Uma velha tese do PCP


Relembra-se, mais uma vez, uma velha tese do PCP. A democracia convive mal com o poder do grande capital. Antes e durante a Revolução de Abril dissemos que não haveria democracia plena sem a liquidação do poder dos monopólios. Previmos e prevenimos que a reconstituição dos grupos do grande capital arrastaria, inevitavelmente, choques, desfigurações e golpes no regime democrático.

E uma pergunta se impõe: o afã convergente do PS e da direita em reformar o sistema político destina-se a responder à «degenerescência» da democracia pelo poder antidemocrático do capital? É para combater o esvaziamento do poder do povo a favor do poder dos ricos, da oligarquia? Ou é para adequar o regime constitucional democrático e de Abril ao poder real da oligarquia? Para garantir à oligarquia a continuidade da alternância sem alternativas reais, com um «seguro» institucional contra sobressaltos do eleitorado?

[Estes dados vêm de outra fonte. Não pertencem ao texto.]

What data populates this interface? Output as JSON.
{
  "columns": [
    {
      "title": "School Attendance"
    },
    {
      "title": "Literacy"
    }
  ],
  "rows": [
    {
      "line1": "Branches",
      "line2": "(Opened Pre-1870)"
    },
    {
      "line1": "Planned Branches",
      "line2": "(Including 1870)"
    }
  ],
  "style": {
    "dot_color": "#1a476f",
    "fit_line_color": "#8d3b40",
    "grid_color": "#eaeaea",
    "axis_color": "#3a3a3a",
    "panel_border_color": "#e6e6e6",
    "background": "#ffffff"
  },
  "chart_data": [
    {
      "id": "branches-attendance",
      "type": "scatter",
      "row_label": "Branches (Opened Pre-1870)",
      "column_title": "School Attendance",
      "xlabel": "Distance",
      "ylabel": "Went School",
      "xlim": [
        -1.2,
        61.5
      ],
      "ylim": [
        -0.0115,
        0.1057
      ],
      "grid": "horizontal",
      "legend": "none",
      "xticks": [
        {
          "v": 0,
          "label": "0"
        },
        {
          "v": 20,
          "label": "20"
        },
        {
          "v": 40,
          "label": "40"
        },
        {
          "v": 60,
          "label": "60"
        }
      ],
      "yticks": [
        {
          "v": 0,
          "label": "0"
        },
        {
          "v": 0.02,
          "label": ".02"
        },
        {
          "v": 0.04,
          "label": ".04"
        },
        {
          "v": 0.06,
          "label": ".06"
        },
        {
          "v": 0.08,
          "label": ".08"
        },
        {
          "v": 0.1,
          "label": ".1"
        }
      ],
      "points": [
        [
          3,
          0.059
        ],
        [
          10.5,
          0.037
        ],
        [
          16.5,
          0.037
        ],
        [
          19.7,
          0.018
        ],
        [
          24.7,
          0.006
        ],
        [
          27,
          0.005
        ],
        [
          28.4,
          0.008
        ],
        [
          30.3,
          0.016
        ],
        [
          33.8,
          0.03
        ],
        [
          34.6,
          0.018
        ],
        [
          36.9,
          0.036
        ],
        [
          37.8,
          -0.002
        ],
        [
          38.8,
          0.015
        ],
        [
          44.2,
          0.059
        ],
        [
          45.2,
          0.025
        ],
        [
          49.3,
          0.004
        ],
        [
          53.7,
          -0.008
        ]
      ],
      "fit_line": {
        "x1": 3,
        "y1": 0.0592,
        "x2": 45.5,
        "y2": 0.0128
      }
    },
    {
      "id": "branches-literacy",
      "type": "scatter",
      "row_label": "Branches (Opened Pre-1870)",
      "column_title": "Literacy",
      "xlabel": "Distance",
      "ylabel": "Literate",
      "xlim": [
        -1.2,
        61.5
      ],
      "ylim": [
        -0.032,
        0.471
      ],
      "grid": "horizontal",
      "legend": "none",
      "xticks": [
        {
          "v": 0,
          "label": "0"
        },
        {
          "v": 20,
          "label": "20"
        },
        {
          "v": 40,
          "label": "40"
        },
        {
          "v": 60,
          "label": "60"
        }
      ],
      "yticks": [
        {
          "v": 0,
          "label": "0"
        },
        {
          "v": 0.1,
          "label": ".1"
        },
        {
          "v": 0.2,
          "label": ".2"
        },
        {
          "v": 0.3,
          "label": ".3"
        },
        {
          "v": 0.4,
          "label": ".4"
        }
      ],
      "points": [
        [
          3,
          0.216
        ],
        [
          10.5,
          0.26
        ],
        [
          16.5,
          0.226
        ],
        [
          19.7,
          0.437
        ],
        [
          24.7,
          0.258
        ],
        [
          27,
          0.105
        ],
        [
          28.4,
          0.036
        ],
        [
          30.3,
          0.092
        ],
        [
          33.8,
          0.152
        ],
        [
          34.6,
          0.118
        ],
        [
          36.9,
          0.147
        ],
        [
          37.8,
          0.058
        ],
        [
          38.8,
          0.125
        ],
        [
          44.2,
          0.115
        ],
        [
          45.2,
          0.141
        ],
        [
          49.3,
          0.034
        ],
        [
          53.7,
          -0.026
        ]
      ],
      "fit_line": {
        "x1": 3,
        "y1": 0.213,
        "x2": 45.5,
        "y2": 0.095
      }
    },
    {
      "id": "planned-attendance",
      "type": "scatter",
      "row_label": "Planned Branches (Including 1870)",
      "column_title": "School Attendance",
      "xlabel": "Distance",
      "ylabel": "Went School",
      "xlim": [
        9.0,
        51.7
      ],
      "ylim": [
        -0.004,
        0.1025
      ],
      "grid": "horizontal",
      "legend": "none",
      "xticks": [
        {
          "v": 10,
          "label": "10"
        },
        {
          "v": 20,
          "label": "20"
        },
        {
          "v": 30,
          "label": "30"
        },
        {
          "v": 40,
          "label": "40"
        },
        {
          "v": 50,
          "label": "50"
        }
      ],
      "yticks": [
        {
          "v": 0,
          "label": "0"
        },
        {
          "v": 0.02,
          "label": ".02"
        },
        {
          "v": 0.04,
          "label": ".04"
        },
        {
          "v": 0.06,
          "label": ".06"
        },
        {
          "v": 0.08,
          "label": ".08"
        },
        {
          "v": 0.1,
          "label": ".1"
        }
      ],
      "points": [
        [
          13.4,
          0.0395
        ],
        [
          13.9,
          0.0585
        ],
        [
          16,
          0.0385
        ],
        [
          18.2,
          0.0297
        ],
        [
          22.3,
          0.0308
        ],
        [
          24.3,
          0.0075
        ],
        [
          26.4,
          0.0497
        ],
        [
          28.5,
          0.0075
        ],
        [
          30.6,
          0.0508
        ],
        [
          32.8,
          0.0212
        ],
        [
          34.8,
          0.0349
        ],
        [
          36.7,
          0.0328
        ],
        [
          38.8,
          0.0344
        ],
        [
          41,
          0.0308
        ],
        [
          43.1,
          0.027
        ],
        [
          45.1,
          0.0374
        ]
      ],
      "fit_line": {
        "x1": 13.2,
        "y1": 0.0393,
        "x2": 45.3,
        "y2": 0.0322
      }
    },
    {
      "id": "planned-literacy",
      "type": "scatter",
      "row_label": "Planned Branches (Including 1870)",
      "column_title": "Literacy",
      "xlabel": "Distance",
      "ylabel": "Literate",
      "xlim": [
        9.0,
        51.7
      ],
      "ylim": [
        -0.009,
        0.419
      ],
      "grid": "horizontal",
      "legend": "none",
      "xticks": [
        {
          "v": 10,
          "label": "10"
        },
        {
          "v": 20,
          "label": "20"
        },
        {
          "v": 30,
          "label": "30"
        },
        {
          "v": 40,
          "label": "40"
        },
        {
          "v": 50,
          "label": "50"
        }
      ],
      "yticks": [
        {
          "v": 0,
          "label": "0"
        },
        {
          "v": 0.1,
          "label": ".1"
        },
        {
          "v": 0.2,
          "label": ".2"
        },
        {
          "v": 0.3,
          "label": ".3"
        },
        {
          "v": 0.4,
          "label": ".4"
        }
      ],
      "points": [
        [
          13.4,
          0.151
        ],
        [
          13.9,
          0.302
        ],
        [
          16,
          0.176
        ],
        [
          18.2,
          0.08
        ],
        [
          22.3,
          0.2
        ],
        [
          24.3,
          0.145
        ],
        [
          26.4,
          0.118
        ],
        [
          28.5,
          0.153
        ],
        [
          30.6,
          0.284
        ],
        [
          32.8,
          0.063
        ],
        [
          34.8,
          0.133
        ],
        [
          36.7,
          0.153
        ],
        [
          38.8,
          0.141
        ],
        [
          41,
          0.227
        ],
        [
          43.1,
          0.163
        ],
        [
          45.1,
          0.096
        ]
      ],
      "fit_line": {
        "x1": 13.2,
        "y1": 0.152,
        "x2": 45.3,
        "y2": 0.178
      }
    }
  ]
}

(1) O que se agravará se o novo projecto de governo apresentado pelo BCE face ao alargamento for aprovado, laminando ainda mais o já reduzido poder dos pequenos e médios países, a favor e consolidando explicitamente o comando do BCE pelos Estados com as cinco economias mais poderosas da zona euro – Alemanha, França, Itália, Espanha e Holanda.